Allerdings handelt es sich bei einer Untätigkeitsklage nicht stets um ein Anerkenntnis im Sinne von § 101 Abs. 2 SGG und VV 3106 Satz 2 Nr. 3, wenn die Beklagte den Antrag bzw. den Widerspruch des Klägers durch Erlass eines – wie auch immer gearteten – Bescheides bzw. Widerspruchsbescheides bescheidet, auch wenn die Untätigkeitsklage gemäß § 88 SGG auf bloße Bescheidung gerichtet ist. Da eine Untätigkeitsklage nur dann begründet ist, wenn die Beklagte ohne zureichenden Grund über den Antrag bzw. den Widerspruch nicht innerhalb einer Frist von 6 bzw. 3 Monaten entschieden hat, und auch nur dann eine Verurteilung der Beklagten zu der beantragten Bescheidung erfolgen kann (vgl. Leitherer, in: Meyer-Ladewig/Keller/Leitherer, SGG, 8. Aufl. 2005, § 88 Rn. 9), liegt ein Anerkenntnis im Rechtssinne vielmehr nur vor, wenn die Frist des § 88 Abs. 1 bzw. Abs. 2 SGG abgelaufen ist und die Beklagte zusätzlich zum Erlass des Bescheids bzw. des Widerspruchsbescheids uneingeschränkt zugesteht, dass sie keinen zureichenden Grund für die verspätete Entscheidung hatte. Dies kann sich nicht nur aufgrund einer ausdrücklichen Erklärung der Beklagten, sondern auch aus den gesamten Umständen der Bescheiderteilung ergeben. So liegt es nahe, dass die Beklagte eingesteht, dass sie ohne zureichenden Grund binnen angemessener Frist nicht entschieden hat, wenn sie nichts zum Vorliegen eines zureichenden Grundes vorträgt, da sie grundsätzlich zureichende Gründe darzulegen hat (vgl. Leitherer, a.a.O., Rn. 7a). Gleiches gilt, wenn die Beklagte ohne Einschränkungen oder Erläuterungen ein Kostenanerkenntnis dem Grunde nach abgibt, da sie damit eingesteht, dass die Untätigkeitsklage begründet war und sie Anlass zur Klage gegeben hat. Ansonsten müsste sie nämlich die außergerichtlichen Kosten des Klägers nicht übernehmen.

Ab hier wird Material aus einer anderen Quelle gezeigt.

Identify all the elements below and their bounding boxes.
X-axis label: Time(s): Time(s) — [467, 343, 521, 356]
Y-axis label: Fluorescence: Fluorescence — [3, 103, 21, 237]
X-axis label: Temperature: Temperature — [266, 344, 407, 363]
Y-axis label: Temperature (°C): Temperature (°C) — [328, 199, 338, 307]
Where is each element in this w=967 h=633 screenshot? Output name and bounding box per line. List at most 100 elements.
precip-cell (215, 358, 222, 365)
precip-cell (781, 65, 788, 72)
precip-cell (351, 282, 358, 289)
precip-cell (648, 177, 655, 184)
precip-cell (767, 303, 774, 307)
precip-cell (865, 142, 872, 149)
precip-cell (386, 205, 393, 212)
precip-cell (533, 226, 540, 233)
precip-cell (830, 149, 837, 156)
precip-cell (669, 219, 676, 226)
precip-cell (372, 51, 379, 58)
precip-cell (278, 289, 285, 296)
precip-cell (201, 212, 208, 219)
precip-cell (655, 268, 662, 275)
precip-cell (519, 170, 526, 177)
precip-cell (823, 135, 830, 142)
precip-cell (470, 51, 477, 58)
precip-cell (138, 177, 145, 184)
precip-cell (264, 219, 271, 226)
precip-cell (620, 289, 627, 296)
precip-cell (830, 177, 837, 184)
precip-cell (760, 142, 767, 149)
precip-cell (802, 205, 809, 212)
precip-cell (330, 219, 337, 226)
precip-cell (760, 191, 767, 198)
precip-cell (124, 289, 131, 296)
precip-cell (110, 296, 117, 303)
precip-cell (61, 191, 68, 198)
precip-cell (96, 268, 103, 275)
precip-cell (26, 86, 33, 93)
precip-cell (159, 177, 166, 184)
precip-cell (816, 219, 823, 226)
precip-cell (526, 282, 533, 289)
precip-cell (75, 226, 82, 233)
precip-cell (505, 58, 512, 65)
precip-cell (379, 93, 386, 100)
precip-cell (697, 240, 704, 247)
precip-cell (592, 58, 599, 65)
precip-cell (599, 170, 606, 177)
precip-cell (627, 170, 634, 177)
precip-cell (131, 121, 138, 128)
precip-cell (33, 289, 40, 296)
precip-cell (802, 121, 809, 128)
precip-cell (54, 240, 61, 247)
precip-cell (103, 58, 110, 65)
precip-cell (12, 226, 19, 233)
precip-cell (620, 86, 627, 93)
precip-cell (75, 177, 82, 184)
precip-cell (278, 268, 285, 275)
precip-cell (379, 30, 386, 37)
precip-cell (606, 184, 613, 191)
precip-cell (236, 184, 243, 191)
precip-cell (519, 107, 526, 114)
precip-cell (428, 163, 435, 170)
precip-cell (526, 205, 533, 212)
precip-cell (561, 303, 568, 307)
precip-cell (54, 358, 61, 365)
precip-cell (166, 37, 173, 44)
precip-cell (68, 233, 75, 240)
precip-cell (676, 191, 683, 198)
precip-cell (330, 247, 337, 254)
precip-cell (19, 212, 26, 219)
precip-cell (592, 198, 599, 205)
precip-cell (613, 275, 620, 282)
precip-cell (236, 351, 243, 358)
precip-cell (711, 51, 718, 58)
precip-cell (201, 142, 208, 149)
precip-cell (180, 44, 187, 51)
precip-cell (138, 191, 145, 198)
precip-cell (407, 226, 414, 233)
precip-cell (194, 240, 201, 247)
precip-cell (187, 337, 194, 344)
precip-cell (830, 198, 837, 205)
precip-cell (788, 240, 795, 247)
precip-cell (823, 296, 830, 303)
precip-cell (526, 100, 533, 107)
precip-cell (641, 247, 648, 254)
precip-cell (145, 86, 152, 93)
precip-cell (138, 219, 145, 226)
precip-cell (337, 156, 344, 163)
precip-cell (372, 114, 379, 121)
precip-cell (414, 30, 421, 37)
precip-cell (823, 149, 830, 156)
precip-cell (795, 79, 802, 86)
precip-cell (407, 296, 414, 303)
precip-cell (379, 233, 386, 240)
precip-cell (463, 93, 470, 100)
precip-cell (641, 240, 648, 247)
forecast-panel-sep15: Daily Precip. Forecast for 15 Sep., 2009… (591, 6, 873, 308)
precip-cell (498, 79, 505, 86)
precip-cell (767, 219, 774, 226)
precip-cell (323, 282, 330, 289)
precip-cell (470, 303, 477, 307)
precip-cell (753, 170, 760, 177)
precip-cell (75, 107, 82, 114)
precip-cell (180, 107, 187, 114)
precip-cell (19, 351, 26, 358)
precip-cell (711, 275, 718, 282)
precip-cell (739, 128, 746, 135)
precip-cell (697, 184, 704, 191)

Nach diesen Grundsätzen hat die Beklagte durch Erlass des Widerspruchsbescheids vom 05.12.2006 ein Anerkenntnis abgegeben. Hierfür spricht bereits die Erklärung in der Klageerwiderung vom 05.12.2006, in der es heißt, die Beklagte habe (durch Erlass des Widerspruchsbescheids) dem Begehren des Klägers entsprochen. Zudem hat die Beklagte nicht geltend gemacht, es habe für die verspätete Entscheidung einen zureichenden Grund gegeben, und sich folgerichtig auch bereit erklärt, die notwendigen außergerichtlichen Kosten dem Grunde nach zu übernehmen. Nach den Umständen ist damit der Erlass des Widerspruchsbescheids vom 05.12.2006 als uneingeschränktes Zugeständnis, dass der nach § 88 Abs. 2 SGG geltend gemachte Klageanspruch bestand, zu werten. Die Erledigungserklärung des Klägers im Schriftsatz vom 18.12.2006 stellt die Annahme dieses Anerkenntnisses dar mit der Folge, dass der Rechtsstreit nach § 101 Abs. 2 SGG beendet wurde.

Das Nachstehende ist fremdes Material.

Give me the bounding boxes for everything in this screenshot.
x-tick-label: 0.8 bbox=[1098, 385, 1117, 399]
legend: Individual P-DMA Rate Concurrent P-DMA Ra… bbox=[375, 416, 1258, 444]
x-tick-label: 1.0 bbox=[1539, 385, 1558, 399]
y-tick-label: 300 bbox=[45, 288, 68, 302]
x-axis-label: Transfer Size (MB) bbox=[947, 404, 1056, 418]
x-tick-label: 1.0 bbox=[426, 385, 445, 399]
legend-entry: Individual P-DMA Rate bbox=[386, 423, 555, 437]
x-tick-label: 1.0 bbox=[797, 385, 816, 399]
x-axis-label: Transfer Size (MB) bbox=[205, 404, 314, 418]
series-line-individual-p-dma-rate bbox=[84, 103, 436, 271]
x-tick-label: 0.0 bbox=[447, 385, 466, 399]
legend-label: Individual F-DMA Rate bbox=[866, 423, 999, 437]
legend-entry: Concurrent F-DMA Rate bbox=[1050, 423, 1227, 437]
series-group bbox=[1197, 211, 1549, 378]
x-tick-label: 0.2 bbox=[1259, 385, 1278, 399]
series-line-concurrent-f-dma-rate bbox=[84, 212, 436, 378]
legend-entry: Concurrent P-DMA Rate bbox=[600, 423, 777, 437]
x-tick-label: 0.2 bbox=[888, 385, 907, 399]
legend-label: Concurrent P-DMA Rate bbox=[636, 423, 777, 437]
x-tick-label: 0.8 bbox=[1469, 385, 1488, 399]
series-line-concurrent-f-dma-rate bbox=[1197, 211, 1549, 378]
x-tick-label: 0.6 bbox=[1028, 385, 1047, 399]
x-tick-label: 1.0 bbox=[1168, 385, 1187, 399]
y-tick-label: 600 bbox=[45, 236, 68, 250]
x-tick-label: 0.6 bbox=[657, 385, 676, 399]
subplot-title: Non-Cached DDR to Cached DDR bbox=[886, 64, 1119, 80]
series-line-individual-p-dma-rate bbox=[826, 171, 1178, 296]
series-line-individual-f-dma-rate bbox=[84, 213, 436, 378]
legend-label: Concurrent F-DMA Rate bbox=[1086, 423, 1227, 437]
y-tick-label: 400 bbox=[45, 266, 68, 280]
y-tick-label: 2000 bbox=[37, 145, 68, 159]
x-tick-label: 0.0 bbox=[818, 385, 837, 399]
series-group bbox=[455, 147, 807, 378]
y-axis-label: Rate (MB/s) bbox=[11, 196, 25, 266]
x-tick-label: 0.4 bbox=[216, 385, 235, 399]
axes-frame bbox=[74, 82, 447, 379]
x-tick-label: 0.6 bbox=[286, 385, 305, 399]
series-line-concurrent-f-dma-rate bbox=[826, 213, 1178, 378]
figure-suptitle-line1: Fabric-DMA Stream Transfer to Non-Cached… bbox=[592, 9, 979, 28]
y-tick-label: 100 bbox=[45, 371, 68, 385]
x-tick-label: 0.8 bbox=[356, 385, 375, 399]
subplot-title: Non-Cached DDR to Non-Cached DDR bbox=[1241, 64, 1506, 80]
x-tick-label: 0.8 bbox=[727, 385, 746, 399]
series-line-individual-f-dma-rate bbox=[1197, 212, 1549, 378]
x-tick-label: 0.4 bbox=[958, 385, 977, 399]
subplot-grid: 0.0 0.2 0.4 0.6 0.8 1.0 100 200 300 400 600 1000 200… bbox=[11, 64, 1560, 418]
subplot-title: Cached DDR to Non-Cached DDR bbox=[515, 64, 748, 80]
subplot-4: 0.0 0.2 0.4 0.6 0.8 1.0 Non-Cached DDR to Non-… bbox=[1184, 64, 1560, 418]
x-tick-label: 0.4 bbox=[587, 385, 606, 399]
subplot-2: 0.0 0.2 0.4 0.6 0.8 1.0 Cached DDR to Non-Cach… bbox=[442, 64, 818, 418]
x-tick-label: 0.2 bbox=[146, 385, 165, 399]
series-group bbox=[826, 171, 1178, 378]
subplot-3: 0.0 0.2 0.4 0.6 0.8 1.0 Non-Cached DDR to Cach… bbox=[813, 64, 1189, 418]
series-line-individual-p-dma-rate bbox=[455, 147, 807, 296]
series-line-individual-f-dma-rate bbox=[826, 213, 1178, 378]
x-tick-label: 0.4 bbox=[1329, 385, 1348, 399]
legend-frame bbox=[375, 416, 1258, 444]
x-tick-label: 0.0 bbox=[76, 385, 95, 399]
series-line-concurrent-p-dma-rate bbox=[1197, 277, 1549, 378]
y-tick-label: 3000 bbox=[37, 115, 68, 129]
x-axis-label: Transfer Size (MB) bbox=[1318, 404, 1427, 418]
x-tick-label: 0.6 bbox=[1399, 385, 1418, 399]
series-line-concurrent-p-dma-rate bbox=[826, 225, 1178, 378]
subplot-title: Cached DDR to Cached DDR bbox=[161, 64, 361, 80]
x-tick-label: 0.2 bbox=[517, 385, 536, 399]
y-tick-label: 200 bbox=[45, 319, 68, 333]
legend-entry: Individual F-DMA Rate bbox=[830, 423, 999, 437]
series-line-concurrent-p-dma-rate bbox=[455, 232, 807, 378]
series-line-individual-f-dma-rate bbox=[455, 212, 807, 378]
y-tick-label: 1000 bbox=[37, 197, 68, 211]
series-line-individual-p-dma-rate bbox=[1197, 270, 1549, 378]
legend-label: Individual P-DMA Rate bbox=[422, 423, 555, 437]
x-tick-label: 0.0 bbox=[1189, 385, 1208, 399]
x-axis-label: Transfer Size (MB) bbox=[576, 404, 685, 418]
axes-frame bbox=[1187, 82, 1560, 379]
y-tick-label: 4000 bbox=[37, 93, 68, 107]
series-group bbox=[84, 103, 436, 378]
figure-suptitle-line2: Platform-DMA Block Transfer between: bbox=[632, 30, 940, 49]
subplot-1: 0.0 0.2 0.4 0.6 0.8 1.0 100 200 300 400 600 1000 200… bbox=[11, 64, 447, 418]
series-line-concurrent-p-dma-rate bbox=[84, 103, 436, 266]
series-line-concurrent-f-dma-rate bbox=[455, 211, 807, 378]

b) Die fiktive Terminsgebühr durfte auch angesetzt werden, obwohl sie der Prozessbevollmächtigte des Klägers nicht ausdrücklich geltend gemacht, sondern vielmehr eine Erledigungsgebühr nach VV 1006 i.V.m. VV 1002, 1005 beansprucht hat.

Gegenstand des Kostenfestsetzungsverfahrens ist der geltend gemachte Kostenanspruch, der einerseits durch den begehrten Betrag und andererseits durch den Sachverhalt konkretisiert wird, aufgrund dessen eine Kostenposition beansprucht wird. Insoweit gilt nichts anderes als für den Begriff des Streitgegenstands im Prozess, der ebenfalls durch den Antrag und den Lebenssachverhalt, auf den der Anspruch gegründet wird, bestimmt wird: An den Streitgegenstand, den prozessualen Anspruch, ist das Gericht gebunden (§ 123 SGG). Innerhalb des Streitgegenstandes hat das Gericht den Sachverhalt umfassend von Amts wegen zu ermittteln (§ 103 SGG) und unter allen denkbaren rechtlichen Gesichtspunkten zu würdigen (vgl. § 202 SGG i.V.m. § 17 Abs. 2 Satz 1 GVG). Für das Kostenfestsetzungsverfahren bedeutet dies, dass der Urkundsbeamte nach § 197 Abs. 1 SGG oder das Gericht nach § 197 Abs. 2 SGG nicht über den Betrag hinausgehen dürfen, dessen Erstattung begehrt wird. Ebenso unzulässig ist es, den Sachverhalt, aufgrund dessen die einzelnen Gebührentatbestände geltend gemacht werden, von Amts wegen zu verändern oder zu erweitern. Zulässig und geboten ist es demgegenüber, den geltend gemachten Kostenanspruch unter allen denkbaren rechtlichen Gesichtspunkten, d.h. unter allen in Betracht kommenden Gebührentatbeständen des VV, zu prüfen (vgl. auch von Eicken/Müller-Rabe, in: Gerold/Schidt/von Eicken/Madert/Müller-Rabe, RVG, 17. Aufl. 2006, § 55 Rn. 27).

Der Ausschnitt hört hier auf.